There are 3 files that you must keep an eye:
package.json — all you node dependencies go in here
bower.json — to manage the client dependencies
Gruntfile.js — here you define the tasks
Wrapping up
Maybe I'm stating the obvious but Yeoman does some magic work and helps you managing Grunt and bower, this magic only happens when you fully understand how this 2 work. So I would recommend that first you dive into some code and fully understand how Grunt and Bower work, and then you may use Yeoman magic.
Some other tools
You asked for some suggestions, here it goes:
gulp.js An alternative to Grunt. More you dive into Grunt more you will want Gulp (IMHO).
browserify An alternative to Requiere. Read this
assemble Static site generator for Node.js, Grunt.js, and Yeoman
Roman,
Answer for your first question, here is a guide on how to use Yeoman: http://code.tutsplus.com/tutorials/building-apps-with-the-yeoman-workflow--net-33254
If you want to use coffeescript by default, just pass the --coffee param
yo webapp --coffee
handling the assets order you can handle from the index.html file.
When you want to get the app ready for production just type the
grunt build
that will unify and minify all of your assets and throw it all dist folder.

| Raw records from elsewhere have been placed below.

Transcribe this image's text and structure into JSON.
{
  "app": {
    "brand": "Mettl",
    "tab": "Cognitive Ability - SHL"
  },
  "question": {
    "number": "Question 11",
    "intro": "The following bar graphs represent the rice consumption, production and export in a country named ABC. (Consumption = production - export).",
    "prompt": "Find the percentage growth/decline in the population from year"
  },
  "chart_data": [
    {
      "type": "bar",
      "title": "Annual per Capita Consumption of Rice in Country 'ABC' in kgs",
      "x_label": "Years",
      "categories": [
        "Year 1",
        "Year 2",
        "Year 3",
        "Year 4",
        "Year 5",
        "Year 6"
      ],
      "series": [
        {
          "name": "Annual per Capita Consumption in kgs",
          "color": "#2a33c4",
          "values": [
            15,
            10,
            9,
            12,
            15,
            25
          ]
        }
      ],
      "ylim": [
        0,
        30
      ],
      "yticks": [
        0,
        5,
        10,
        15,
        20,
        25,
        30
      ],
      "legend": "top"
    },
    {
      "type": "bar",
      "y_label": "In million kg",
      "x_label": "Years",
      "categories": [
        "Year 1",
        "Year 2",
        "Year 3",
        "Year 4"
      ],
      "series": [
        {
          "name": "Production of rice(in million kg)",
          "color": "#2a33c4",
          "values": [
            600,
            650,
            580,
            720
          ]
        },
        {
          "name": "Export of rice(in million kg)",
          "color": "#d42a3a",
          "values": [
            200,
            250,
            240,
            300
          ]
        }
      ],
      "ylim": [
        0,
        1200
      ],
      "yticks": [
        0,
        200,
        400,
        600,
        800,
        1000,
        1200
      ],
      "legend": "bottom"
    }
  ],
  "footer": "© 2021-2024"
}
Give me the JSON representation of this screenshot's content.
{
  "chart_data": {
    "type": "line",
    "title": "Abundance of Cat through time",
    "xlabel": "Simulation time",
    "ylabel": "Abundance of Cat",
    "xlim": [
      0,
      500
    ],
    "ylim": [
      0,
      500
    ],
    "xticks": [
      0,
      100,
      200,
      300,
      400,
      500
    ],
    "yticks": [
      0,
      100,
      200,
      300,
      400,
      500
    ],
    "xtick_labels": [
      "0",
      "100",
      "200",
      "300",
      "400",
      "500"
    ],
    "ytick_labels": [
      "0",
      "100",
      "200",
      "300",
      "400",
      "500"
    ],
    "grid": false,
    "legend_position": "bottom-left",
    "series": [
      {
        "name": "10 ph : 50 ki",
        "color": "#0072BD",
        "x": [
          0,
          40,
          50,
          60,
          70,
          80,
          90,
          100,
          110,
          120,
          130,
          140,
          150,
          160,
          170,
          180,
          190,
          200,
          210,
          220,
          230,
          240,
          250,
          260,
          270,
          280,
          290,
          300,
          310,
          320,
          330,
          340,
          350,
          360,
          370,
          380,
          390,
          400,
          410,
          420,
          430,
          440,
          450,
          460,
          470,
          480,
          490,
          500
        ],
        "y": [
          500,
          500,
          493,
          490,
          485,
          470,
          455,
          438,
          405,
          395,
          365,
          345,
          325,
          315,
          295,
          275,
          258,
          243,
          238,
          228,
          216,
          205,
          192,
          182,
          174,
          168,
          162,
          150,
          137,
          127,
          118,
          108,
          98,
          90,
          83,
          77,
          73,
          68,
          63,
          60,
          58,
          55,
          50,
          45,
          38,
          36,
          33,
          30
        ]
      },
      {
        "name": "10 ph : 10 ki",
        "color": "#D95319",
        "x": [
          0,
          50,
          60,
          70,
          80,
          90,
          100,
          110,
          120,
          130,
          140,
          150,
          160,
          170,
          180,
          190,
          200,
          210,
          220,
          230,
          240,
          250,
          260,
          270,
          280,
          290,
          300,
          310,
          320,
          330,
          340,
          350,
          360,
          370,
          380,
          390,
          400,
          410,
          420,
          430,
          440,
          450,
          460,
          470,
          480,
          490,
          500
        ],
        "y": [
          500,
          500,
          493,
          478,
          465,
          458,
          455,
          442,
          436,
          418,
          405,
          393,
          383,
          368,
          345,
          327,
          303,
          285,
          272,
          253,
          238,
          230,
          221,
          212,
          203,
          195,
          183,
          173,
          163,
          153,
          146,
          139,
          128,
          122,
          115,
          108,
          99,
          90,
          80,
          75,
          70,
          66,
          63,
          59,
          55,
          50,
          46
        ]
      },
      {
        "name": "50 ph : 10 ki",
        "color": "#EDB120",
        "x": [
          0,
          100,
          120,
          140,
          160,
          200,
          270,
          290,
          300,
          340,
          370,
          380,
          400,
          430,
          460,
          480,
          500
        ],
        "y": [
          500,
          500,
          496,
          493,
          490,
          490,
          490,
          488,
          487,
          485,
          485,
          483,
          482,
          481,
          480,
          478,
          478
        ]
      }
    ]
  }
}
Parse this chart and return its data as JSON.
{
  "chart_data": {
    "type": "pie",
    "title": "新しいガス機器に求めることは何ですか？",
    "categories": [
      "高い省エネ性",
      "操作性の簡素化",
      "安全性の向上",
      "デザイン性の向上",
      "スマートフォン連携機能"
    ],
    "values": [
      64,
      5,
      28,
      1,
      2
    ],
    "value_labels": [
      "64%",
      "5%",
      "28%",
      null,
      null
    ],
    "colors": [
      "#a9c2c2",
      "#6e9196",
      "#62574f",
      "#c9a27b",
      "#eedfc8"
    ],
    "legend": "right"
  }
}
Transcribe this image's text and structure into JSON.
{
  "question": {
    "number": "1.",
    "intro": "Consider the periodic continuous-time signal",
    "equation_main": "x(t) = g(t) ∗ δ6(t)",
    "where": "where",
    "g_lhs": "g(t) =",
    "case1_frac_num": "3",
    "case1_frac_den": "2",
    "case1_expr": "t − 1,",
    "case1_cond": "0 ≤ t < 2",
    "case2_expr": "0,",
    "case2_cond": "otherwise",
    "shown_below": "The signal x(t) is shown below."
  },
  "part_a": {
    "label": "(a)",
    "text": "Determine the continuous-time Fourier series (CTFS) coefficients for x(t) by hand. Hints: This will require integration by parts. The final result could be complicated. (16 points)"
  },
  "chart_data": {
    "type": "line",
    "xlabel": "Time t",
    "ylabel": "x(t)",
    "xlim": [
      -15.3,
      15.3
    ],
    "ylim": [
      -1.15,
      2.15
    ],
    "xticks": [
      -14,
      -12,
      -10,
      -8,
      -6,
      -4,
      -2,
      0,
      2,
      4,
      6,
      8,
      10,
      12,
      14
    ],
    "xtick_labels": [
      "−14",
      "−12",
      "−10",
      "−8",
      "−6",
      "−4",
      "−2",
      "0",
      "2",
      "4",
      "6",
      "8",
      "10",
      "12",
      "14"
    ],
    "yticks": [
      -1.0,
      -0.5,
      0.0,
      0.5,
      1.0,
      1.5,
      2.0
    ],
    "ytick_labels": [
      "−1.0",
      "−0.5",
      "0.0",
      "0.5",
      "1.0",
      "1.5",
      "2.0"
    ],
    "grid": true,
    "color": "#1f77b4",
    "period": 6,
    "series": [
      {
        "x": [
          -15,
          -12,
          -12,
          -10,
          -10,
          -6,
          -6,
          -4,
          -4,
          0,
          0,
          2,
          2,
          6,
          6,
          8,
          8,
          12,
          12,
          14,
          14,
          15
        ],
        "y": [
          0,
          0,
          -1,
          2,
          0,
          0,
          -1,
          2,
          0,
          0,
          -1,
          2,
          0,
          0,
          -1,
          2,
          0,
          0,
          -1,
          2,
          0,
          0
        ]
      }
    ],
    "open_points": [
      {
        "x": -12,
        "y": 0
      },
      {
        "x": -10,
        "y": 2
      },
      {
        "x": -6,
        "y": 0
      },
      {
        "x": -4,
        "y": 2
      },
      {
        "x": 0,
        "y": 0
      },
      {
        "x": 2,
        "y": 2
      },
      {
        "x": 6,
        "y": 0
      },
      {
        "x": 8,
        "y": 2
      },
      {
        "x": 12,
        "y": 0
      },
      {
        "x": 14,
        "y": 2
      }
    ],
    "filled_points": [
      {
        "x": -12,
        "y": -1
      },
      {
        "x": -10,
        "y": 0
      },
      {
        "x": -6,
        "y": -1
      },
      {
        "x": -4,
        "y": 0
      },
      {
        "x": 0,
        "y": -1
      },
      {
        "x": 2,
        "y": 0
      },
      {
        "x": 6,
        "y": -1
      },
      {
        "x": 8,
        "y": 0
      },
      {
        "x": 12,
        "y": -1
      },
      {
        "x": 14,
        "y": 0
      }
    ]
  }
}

To customise what you have in the build process you would have to write your own or customise the grunt build task, so that it will do exactly what you want.
Hope i gave you some useful information :)
Not an answer to my original question, but rather a pointer for someone who'd like to implement the same workflow I was looking for. I ended up writing a custom Gruntfile, using the grunt-injector to do the "explode the assets to the index.html" part, grunt-bower-install to add bower assets and configuring the grunt-usemin, grunt-contrib-concat, grunt-contrib-cssmin and grunt-contrib-uglify accordingly.